G- O discotecário e a discotecagem

O discotecário, vendedor ou colecionador possui um acervo muitas vezes sendo acervo de amor pela emoção da arte, do sensorial e afetivo e até mesmo do erótico. O gesto sobre o disco interrompido, acelerado. modificado e codificado caracteriza uma nova música ao qual se agregam novos atributos e valores estéticos ao acervo material e imaterial do LP que se torna componente de matéria prima de uma nova música onde não há pureza reconhecível, palpável ou desejável. A discotecagem em “trabalho de parto” se junto à imagens e performance onde, música e corpo se juntam em sincronismo coreográfico e sensato e ás vezes também erótico. Com a discotecagem passamos do estágio de ouvir música para viver música. Elementos sensoriais e corporais se fazem quase obrigatoriamente presentes á partir de um elemento básico que estimula a nova obra e seus autores. A volta ao real, ao palpável, ao sensorial compreensível e humano se torna uma prática neste século 21 desde seus primórdios.

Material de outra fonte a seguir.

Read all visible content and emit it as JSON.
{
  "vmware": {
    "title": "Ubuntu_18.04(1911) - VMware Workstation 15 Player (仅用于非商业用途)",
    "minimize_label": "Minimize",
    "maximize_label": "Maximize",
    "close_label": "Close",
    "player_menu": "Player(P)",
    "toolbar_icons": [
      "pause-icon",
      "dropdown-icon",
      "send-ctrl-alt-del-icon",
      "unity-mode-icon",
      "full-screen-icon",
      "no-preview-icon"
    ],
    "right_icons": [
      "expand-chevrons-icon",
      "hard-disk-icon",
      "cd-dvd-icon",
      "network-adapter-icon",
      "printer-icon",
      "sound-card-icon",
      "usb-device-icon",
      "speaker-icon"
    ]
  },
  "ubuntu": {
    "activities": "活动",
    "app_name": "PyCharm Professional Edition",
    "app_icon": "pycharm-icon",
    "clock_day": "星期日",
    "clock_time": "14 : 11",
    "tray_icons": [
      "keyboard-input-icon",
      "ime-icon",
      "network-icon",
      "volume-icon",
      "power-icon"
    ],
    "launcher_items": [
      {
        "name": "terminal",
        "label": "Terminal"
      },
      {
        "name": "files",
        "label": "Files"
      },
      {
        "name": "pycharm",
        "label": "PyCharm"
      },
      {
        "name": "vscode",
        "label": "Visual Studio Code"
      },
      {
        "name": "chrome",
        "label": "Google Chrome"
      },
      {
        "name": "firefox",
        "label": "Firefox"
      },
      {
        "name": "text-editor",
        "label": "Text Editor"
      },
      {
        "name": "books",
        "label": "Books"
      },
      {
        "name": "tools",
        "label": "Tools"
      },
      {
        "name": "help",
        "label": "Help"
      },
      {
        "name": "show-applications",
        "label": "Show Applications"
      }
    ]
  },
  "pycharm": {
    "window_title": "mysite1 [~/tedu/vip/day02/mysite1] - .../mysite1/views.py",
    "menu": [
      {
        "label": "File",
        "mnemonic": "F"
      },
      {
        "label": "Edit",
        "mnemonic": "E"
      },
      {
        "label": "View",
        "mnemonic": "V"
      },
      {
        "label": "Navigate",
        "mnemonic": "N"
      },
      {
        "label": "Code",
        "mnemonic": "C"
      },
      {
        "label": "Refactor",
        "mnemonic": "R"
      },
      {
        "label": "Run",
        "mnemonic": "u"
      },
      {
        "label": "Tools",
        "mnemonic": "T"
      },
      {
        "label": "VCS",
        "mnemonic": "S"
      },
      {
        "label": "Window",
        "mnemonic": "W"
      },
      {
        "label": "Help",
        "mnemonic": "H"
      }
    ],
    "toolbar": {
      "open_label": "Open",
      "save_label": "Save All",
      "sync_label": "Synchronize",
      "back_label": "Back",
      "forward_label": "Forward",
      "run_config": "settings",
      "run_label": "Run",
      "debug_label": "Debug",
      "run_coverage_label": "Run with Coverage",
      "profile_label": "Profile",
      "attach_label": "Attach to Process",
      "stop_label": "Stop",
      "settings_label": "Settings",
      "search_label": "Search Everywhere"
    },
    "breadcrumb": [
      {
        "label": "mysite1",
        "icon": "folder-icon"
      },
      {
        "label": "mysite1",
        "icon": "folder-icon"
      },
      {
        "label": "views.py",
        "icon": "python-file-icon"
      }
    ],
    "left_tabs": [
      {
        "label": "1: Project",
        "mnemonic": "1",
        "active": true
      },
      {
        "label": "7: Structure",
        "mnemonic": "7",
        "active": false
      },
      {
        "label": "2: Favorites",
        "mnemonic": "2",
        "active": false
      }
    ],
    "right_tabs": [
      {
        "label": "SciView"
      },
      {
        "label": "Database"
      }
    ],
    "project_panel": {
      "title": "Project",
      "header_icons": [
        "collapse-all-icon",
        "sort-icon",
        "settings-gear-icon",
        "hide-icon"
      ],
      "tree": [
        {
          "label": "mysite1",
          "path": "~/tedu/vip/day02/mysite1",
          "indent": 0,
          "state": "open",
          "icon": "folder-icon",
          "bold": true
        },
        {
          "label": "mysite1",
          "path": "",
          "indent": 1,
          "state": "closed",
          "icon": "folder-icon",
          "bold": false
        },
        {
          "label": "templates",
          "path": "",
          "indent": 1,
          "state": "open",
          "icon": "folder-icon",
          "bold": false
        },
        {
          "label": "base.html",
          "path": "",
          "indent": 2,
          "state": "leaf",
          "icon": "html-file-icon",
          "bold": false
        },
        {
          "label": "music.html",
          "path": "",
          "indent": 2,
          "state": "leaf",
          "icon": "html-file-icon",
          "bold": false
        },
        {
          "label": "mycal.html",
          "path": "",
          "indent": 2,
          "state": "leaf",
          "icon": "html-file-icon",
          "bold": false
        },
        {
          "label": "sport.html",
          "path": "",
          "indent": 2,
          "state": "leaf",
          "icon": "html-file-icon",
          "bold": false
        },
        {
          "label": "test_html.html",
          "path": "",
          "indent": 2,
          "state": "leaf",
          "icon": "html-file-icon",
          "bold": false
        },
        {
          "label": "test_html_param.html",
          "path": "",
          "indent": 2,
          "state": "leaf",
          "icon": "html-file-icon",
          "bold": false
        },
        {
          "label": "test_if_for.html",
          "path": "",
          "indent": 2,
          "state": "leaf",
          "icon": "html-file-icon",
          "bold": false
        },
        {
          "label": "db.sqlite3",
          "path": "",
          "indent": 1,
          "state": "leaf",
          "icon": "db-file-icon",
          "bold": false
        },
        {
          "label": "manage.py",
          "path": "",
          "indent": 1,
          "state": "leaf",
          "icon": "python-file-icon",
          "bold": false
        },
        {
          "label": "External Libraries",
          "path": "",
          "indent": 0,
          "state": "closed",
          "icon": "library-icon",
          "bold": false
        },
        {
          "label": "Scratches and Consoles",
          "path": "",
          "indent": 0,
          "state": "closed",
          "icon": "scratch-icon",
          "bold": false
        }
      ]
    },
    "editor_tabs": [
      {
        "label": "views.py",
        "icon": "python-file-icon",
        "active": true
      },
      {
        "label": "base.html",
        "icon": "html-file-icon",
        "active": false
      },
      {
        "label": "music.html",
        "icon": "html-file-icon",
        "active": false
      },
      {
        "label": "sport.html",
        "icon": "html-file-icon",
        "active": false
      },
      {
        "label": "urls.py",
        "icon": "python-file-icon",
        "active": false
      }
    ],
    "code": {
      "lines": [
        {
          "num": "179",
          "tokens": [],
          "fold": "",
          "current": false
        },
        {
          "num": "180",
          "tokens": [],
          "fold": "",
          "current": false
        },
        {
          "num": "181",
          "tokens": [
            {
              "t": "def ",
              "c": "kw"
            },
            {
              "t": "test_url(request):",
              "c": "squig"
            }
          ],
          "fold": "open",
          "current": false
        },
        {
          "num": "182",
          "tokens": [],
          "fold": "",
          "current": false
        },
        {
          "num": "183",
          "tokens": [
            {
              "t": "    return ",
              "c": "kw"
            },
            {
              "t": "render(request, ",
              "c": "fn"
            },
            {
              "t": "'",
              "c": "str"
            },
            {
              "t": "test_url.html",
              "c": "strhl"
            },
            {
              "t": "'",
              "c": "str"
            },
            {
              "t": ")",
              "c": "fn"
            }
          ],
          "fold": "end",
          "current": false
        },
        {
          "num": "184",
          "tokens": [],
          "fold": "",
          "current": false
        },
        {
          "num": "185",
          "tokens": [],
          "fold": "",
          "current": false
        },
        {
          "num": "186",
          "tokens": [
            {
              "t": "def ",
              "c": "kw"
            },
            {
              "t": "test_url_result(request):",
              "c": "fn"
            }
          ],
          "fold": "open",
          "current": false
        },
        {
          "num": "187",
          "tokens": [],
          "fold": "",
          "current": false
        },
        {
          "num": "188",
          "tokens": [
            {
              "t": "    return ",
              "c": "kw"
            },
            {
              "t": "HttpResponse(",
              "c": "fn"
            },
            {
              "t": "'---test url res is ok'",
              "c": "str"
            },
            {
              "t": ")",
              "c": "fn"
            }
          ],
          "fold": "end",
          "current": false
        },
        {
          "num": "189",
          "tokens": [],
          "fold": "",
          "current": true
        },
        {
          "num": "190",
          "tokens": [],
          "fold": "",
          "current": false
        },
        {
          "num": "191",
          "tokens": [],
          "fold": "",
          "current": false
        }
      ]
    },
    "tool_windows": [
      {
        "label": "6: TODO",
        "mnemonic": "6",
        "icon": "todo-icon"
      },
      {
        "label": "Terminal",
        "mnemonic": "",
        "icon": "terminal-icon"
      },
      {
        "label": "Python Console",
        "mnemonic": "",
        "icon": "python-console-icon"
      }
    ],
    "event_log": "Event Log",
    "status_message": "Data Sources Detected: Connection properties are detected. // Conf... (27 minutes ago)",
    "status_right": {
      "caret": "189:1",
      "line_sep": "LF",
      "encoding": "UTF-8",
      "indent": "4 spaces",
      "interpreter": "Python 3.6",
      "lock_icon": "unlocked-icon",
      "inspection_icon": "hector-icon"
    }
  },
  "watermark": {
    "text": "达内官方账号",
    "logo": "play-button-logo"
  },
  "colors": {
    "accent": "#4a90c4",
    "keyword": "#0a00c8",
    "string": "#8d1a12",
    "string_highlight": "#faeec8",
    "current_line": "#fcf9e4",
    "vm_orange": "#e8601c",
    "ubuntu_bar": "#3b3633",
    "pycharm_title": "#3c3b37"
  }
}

Do Jazz ao tango, o objeto “disco” reinventa o gesto corporal e social da escuta que até então foi migrando em ambientes fechado e exclusivamente sonoros oriundo dos meados do século 20 para uma escuta doméstica, desde a cozinha para a sala de jatar até o carro da família.



Gotan Poject - Vuelvo al Sur (Live) Eduardo Makaroff, Christophe H. Muller & Philippe Cohen Solal Nini Flores, Bandoneon Veronika Silva, vocals

H- Finalizando ou concluindo com o disco pulsante

O som impresso tem do seu formato físico um disco ou uma circunferência. O último elo de reprodução na cadeia técnica de elementos de reprodução sonora e musical é o dito “alto falante” que faz mais do que falar por ele canta e encanta com sua estrutura concebida e colorida de acordo que a arte que ele entrega através de um movimento de um disco pulsante. Esta seria a representação visual do elemento que mais perto chega ao nosso corpo, nosso intelecto e reações neurológicas e afetivas.



Sejam todos(as) bem vindos para uma nova leitura e apresentação sendo variação de um mesmo tema. O resgate da arte da música sempre universal, humana e sensorial.